Bad things happen every day to people, says the ad’s maker, Richard Coad, the chief creative officer at MDB Communications, a Washington-based firm that includes National Geographic and Fannie Mae among its clients. When bad things happen — let’s say your car is boxed in or your fly is down all day — you need something to counter it, something fun, Coad says. And fun, in the ad campaign’s catchphrase, is a “Lottery intervention!”
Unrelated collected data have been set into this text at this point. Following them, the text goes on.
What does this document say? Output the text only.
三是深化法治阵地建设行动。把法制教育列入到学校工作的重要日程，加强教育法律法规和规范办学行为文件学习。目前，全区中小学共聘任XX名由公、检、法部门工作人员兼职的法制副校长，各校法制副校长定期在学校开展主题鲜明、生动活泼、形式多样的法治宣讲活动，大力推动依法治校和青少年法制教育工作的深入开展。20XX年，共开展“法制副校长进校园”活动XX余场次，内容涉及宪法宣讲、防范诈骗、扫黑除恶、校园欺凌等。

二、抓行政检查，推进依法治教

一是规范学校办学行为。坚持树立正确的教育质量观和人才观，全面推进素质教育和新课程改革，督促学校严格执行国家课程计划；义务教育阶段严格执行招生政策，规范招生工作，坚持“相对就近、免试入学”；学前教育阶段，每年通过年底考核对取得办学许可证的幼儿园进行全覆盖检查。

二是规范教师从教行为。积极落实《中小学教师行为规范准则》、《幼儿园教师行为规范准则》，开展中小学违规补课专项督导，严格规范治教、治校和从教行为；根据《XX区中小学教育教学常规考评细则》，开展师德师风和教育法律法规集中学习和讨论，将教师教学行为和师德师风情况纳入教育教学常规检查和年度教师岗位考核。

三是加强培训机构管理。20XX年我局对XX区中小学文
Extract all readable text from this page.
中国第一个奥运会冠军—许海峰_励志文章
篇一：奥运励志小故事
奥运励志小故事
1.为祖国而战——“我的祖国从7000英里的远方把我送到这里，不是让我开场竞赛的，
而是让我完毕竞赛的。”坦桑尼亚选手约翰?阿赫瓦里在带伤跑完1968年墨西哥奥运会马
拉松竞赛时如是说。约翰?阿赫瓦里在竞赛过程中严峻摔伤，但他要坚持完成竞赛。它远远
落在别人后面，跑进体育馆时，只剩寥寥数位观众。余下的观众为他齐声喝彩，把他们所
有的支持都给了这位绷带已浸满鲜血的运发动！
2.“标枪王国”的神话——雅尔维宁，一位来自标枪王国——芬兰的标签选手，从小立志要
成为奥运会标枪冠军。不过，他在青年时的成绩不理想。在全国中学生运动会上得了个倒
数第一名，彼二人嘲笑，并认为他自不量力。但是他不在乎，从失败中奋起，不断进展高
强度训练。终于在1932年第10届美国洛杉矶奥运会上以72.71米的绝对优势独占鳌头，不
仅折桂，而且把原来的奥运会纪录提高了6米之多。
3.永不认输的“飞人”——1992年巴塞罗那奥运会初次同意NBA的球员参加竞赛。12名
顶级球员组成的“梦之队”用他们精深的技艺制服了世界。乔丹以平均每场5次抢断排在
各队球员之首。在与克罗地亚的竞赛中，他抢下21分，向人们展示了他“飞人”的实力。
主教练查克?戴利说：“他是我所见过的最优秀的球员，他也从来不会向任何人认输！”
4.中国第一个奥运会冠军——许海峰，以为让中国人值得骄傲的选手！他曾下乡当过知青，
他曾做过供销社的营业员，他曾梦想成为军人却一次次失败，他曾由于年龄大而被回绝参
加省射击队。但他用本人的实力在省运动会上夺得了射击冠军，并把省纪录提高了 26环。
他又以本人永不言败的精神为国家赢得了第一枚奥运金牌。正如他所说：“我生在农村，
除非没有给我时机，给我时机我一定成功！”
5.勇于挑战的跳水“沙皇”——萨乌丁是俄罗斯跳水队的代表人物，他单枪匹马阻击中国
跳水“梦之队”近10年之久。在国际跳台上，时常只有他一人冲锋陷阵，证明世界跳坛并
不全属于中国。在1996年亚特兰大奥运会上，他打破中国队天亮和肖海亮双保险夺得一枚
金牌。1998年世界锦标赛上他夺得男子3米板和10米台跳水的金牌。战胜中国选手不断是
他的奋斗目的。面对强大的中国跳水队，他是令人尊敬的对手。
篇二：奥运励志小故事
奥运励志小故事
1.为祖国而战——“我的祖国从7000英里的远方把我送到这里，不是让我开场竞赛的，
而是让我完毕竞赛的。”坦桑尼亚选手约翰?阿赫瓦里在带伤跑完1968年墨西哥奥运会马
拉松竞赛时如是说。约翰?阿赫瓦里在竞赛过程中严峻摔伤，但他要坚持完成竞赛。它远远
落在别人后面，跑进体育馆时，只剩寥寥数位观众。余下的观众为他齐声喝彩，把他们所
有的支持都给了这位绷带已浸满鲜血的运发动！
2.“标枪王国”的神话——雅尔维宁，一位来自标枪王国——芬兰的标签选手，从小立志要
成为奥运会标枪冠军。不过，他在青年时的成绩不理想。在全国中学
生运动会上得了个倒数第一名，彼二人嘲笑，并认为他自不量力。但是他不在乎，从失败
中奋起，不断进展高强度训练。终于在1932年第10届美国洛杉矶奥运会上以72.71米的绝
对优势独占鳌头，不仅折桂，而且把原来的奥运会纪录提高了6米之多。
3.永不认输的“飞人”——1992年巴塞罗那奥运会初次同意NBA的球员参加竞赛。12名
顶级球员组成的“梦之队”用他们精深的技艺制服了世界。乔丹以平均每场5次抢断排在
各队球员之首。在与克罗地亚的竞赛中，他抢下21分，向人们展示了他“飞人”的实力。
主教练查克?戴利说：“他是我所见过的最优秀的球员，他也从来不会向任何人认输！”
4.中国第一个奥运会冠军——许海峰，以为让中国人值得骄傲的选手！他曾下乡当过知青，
Coad is also “the brains” (the Washington Post’s words, not mine) behind Subway’s Jared campaign — but he really, uh, pushed the envelope here: D.C. Lottery executive director Buddy Roogow has decided that the ad will no longer run “during dinnertime or while kids might be watching.” I assume that’s because of the shit, and not because it suggests purchasing a $20 piece of paper which gives you a one in 360,000 chance at winning a million dollars will solve all your day-to-day problems. Lottery intervention!